On 30/12/2013 15:13, Lorenzo Colitti wrote:
No, I mean - from a *security* perspective there's actually no security,
because if there existed a host implementation that always tried all
source addresses every time it connected, then that implementation would
always work with no issues, even if you tried to put it on a restricted
VLAN.
Er, no. Sorry, I don't understand why you'd think that. Perhaps I am
misunderstanding you, or you me.
You could also fix this on the network side. You can even do this while
maintaining the architecture :-) - when we had this problem many years
ago (on wifi), the vendor fixed it by converting all RAs to unicast.
I did point this out in my original mail. As noted, our vendor is
IPv6-ignorant, so on this current platform it's not going to happen,
which is a shame as it's a moderately easy solution.

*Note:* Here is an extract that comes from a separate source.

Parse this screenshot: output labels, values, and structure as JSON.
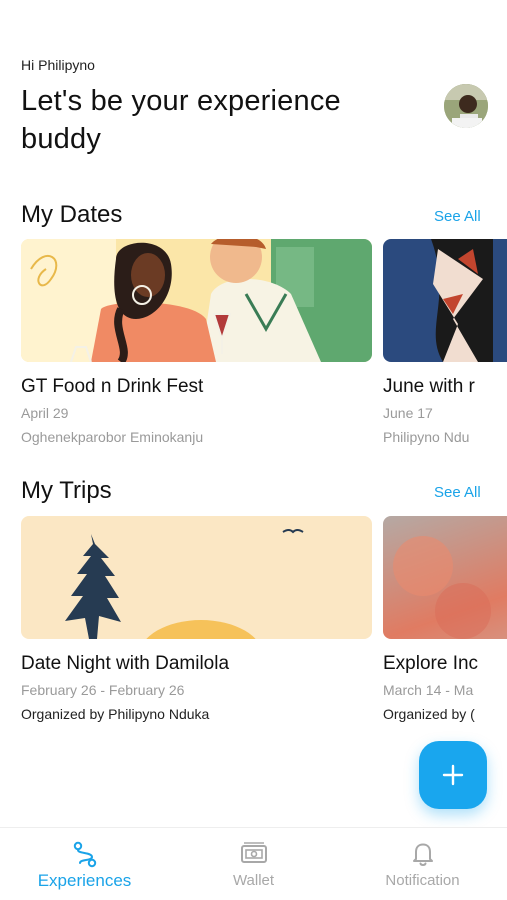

If you want to solve it using DHCP, then yes, clients that don't support
DHCP are out. But again, you can fix this in the network as well. From
an architectural perspective, what you have is a hack that happens to
work in IPv4 because nothing depends on true VLAN isolation. It doesn't
happen to work in IPv6.
Yes.
If DHCPv6 were usable, and could carry gw/prefix info, perhaps the hack
would work again, and maybe it's a hack that's common and useful to a
number of people, hence my email.
However, since that will never happen IMO, it is (to risk repeating
myself) of solely academic interest to me.
I feel like we're going in circles a bit, so given the above I'm going
to shut up now.
IMO this is the direction we should be going in. Not "let's just use
DHCPv6, because it works so well in IPv4" (not).
Maybe. I guess we'll see in the medium term if those features become
common enough (and operationally usable).